Не проходили без следа те счастливые годы и для Лидии: по самым разным приметам и метаморфозам, что происходили внутри нее, она с каким-то даже удивлением открывала для себя, что становилась женщиной. Не затюканной серой лошадкой, что дерьмужила когда-то в деревне от зари до зари, а именно состоявшейся, уверенной в себе женщиной.
Когда Володя пошел в школу, Тихон настоял на том, чтобы перегородить их единственную комнату: у сына должно было быть место, где он мог делать уроки, ни на что не отвлекаясь. Володя, естественно, учился только на «отлично». На родительские собрания Лида ходила, как на праздник, и все, вроде, было хорошо, как вдруг…

Вдруг… Ох уж это проклятое, это вечное «вдруг». Как-то в самом начале зимы Тихон сильно заболел. Такое с ним часто случалось: он вернулся с Колымы с застуженными бронхами, и теперь, если простывал, то болел жестоко, так что его сухой кашель даже слушать было страшно. Однако в тот раз его свалило как-то особенно. Он пролежал с высокой температурой в больнице пару дней, и умер у Лиды на руках.

На всю оставшуюся жизнь запомнила она извиняющиеся глаза Тихона, в которых уже безвозвратно угасала жизнь: извини, мол, подвел я тебя. И снизошло на нее тогда невеселое озарение, — не такое уж оно и прочное, счастье человеческое. Ее, к примеру, счастье всего на двух китах и держалось — на сыне да муже. И вот теперь мужа не стало. Так Володя стал единственным смыслом ее жизни, ее единственной надеждой и опорой.
До седьмого класса у них все шло замечательно: Володя учился, Лида работала, и им вполне хватало средств на достойную, по тем временам, жизнь. А в седьмом…

Впрочем, ничего страшного с Володей в седьмом классе не случилось. В его школе в том году появился новый ученик. Ромка. Крепкий, отчаянный парень, который сходу влюбил в себя всех девчонок в школе.
Однажды этот Ромка поставил Володе наглядный синяк под глазом. Лида в тот же день примчалась в школу разбираться. Хотя делать этого, конечно же, не следовало. По крайней мере, не следовало делать этого так, как у нее получилось. Эх, был бы жив Тихон, он, наверняка, подсказал бы. Ну, подумаешь, синяк. Да что это, вообще, за парень, у которого ни разу в жизни фингала под глазом не было? А в результате ее стараний Володя пострадал не столько физически, сколько морально: скандал, раздутый матерью, тут же выставил его на посмешище. Маменькин сынок какой-то получился в глазах всей школы.

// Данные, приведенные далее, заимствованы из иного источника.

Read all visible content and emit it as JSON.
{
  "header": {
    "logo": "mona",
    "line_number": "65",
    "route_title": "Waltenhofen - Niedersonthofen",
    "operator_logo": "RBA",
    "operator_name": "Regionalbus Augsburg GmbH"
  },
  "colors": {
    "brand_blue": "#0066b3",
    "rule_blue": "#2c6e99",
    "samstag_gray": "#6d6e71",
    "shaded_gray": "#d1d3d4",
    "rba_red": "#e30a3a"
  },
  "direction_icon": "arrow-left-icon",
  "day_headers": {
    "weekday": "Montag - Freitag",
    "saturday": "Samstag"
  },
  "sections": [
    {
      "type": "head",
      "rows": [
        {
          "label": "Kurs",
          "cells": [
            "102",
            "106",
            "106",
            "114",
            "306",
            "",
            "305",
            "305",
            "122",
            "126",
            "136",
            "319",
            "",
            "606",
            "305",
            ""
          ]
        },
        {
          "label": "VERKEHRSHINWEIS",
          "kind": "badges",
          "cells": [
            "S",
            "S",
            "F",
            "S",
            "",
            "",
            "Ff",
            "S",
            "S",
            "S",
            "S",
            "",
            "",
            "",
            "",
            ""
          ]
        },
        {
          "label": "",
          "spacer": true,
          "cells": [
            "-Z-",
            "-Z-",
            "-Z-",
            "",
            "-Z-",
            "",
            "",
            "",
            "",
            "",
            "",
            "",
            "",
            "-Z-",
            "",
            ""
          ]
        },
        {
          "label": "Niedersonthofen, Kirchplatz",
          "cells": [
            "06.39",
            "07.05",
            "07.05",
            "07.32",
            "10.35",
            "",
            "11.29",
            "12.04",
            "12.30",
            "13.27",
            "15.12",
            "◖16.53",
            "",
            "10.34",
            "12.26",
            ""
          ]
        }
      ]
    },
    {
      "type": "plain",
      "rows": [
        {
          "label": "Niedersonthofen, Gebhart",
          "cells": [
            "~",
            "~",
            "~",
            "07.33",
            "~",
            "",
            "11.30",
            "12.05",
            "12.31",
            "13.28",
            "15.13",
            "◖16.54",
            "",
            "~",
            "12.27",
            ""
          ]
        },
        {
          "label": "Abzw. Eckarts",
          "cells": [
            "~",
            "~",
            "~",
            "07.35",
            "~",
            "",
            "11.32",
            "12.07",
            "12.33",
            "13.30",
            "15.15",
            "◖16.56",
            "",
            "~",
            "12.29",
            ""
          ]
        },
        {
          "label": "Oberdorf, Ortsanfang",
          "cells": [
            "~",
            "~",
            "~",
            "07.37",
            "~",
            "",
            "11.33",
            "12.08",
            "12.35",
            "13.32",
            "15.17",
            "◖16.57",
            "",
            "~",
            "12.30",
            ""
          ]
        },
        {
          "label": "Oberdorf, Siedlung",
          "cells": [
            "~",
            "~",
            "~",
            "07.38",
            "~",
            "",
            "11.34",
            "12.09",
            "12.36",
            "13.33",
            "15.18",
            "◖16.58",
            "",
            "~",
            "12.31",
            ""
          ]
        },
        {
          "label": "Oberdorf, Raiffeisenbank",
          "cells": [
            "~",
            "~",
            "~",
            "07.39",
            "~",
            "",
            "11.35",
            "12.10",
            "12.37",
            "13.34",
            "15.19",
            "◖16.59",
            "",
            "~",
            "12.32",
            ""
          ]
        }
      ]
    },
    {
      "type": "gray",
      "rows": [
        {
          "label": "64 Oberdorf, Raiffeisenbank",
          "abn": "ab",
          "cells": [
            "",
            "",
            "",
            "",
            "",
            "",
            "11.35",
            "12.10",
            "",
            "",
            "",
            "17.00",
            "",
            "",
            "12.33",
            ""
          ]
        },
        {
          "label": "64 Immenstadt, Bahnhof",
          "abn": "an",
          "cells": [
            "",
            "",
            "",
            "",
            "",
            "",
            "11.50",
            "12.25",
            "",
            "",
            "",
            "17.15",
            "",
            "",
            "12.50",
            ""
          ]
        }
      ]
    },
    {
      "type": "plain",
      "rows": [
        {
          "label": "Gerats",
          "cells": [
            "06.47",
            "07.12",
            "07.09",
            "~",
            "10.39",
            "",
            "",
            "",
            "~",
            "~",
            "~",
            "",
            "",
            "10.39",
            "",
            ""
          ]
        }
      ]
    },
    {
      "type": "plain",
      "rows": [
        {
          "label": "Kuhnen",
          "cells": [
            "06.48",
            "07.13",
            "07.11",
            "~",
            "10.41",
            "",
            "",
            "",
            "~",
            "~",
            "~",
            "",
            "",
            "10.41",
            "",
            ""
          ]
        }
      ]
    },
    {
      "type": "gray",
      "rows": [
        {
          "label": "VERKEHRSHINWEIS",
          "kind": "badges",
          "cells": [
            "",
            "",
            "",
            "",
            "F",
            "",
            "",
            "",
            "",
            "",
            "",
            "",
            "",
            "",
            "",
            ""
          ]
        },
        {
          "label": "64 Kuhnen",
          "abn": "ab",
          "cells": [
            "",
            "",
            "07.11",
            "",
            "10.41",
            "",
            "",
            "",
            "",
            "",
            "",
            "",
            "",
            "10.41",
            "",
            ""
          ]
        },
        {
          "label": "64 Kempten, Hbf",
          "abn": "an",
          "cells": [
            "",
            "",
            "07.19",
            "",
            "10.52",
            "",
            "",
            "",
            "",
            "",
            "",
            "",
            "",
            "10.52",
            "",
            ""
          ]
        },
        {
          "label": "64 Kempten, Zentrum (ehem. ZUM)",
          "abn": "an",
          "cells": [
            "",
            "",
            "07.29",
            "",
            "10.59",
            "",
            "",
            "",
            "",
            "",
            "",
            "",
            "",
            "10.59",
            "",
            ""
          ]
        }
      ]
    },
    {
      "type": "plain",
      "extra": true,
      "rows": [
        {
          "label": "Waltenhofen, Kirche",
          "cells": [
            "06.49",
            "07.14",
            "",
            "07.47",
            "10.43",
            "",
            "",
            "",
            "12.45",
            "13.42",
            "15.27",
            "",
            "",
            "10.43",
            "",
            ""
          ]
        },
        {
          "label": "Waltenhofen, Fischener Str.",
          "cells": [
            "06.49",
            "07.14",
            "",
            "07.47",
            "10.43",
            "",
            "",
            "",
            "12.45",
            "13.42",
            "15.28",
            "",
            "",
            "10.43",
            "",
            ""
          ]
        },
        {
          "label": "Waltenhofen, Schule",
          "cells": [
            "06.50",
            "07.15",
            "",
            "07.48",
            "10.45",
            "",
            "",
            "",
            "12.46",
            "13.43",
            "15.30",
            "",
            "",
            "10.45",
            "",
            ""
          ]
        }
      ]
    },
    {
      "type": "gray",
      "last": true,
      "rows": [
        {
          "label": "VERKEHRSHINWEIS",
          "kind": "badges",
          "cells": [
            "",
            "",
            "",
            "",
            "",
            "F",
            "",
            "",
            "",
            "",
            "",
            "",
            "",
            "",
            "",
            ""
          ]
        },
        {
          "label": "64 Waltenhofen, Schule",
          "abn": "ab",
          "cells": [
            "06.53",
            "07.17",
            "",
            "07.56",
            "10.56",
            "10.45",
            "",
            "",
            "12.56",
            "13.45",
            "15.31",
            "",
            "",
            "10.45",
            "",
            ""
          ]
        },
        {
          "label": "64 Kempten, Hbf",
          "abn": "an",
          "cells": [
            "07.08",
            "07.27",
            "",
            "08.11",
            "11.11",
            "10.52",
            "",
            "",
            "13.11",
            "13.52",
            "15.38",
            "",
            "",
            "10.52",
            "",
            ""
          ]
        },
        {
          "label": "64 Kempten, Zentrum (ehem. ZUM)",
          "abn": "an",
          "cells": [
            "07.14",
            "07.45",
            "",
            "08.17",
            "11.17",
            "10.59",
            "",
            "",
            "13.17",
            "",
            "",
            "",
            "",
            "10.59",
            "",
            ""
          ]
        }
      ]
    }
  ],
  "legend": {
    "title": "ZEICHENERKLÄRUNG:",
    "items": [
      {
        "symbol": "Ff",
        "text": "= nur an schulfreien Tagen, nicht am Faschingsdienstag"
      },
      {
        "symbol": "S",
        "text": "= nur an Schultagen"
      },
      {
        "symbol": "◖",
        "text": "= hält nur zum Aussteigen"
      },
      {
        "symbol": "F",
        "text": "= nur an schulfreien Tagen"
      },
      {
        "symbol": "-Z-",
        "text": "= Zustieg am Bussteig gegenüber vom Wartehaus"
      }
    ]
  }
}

Да, не дело это, когда у ребенка отца нет. Особенно у мальчишки. Ему пример нужен. Не истерика, не причитания, а спокойный и твердый мужской совет. А когда у парня нет отца, то он всегда на стороне примеры ищет. Вот и Володя взялся брать пример именно с этого Ромки. Подружился с ним, когда утихла первая обида. Впрочем, какая это дружба? Он оказался полностью под его влиянием. А влияние, прямо скажем, было то еще.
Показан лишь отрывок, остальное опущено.